Il moro chiuse la porta prima di avvicinarsi alle scale verso cui il biondo già si stava dirigendo, e corrugò la fronte.
«Ieri con Alex hai fatto le scale?»

«No, ma mi ha fatto capire che l'ascensore si blocca spesso e non ho intenzione di correre il rischio.»
Spiegò mentre scendeva velocemente i gradini.

Il più alto dietro di lui accennò un sorriso, perché quella particolarità di Mattia di ricordarsi le piccole cose lo attirava sempre di più, e si morse il labbro dalla voglia che aveva di baciarlo.

Non si erano scambiati nemmeno un bacio da quando erano insieme.

Sapeva che un bacio non facesse parte della lista delle necessità di una persona, eppure a lui mancava tanto come se quella fosse acqua e lui avesse camminato per ore nel deserto sotto il sole cocente.

Perció, provò a fare una domanda.

«Se tu tornassi appena un minutino più tardi, cosa succederebbe?»

«Non so nemmeno cosa succederà adesso se arrivo puntuale.»
Fece il giro del pianerottolo, scendendo di nuovo le scale.

Stefanelli lo seguì in silenzio.

Gli dispiaceva essere la causa di quel pasticcio, e a ripensarci la sera prima, nel contattare Mattia era stato davvero un egoista.

Non aveva pensato minimamente al fatto che l'altro stesse dormendo, né tantomeno al fatto che fosse in punizione (per di più, sempre dovuta a lui), e lo aveva chiamato.

E chissà quanta paura gli aveva messo addosso per niente.

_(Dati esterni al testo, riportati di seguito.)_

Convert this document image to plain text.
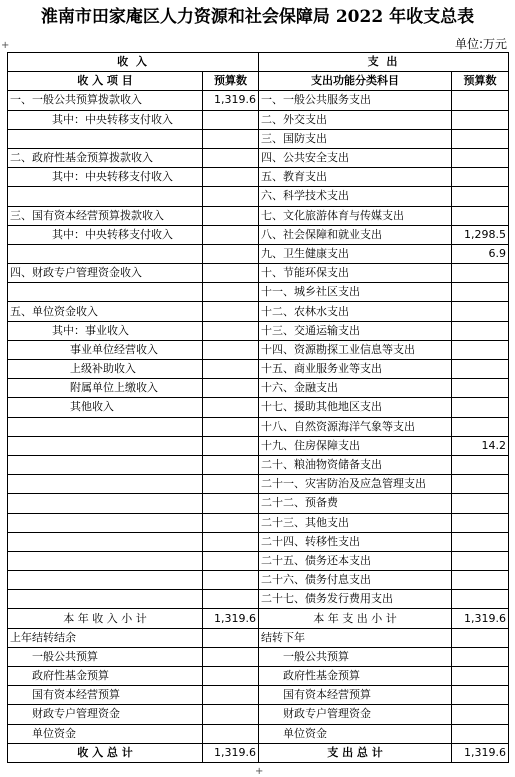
淮南市田家庵区人力资源和社会保障局 2022 年收支总表
单位:万元
+
+
收 入		支 出	
收 入 项 目	预算数	支出功能分类科目	预算数
一、一般公共预算拨款收入	1,319.6	一、一般公共服务支出	
其中：中央转移支付收入		二、外交支出	
		三、国防支出	
二、政府性基金预算拨款收入		四、公共安全支出	
其中：中央转移支付收入		五、教育支出	
		六、科学技术支出	
三、国有资本经营预算拨款收入		七、文化旅游体育与传媒支出	
其中：中央转移支付收入		八、社会保障和就业支出	1,298.5
		九、卫生健康支出	6.9
四、财政专户管理资金收入		十、节能环保支出	
		十一、城乡社区支出	
五、单位资金收入		十二、农林水支出	
其中：事业收入		十三、交通运输支出	
事业单位经营收入		十四、资源勘探工业信息等支出	
上级补助收入		十五、商业服务业等支出	
附属单位上缴收入		十六、金融支出	
其他收入		十七、援助其他地区支出	
		十八、自然资源海洋气象等支出	
		十九、住房保障支出	14.2
		二十、粮油物资储备支出	
		二十一、灾害防治及应急管理支出	
		二十二、预备费	
		二十三、其他支出	
		二十四、转移性支出	
		二十五、债务还本支出	
		二十六、债务付息支出	
		二十七、债务发行费用支出	
本 年 收 入 小 计	1,319.6	本 年 支 出 小 计	1,319.6
上年结转结余		结转下年	
一般公共预算		一般公共预算	
政府性基金预算		政府性基金预算	
国有资本经营预算		国有资本经营预算	
财政专户管理资金		财政专户管理资金	
单位资金		单位资金	
收 入 总 计	1,319.6	支 出 总 计	1,319.6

Sapeva di poter contare su Mattia, e più fissava la sua nuca da dietro mentre il più basso era occupato a scendere le scale più ne era sicuro, perché era sicuro delle proprie decisioni, delle proprie scelte, ed era sicuro di Zenzola.

Era sicuro di poter affidarsi a lui, ma c'era qualcosa in lui che gli diceva di fermarsi.

Qualcosa che gli faceva notare quanto nel giro di una settimana fosse stato capace di far litigare una persona ben due volte con i propri genitori, e farle fare anche filone una volta a scuola.

Quelle cose, per lui, erano la quotidianitá e quando succedevano, al suo tempo, non si stupiva, ma Mattia era un'altra storia.

Sospirò, prima di vedere il diciassettenne davanti a lui rallentare il passo fino a fermarsi al penultimo gradino della rampa di scale del secondo piano, voltandosi verso Christian.

Il moro alzò lo sguardo verso di lui, cercando di capire cosa non andasse e perché si era fermato così velocemente, prima che vedesse le sopracciglia di Mattia abbassarsi tutto d'un tratto.

Il biondo abbassò gli occhi sul pavimento, scendendo l'ultimo gradino e poggiò i piedi sul ripiano intermedio fra una rampa e l'altra, e prima che potesse continuare la sua strada, bloccó il braccio di Christian.

Sorpreso, quest'ultimo corrugò la fronte, come per chiedergli che succedesse.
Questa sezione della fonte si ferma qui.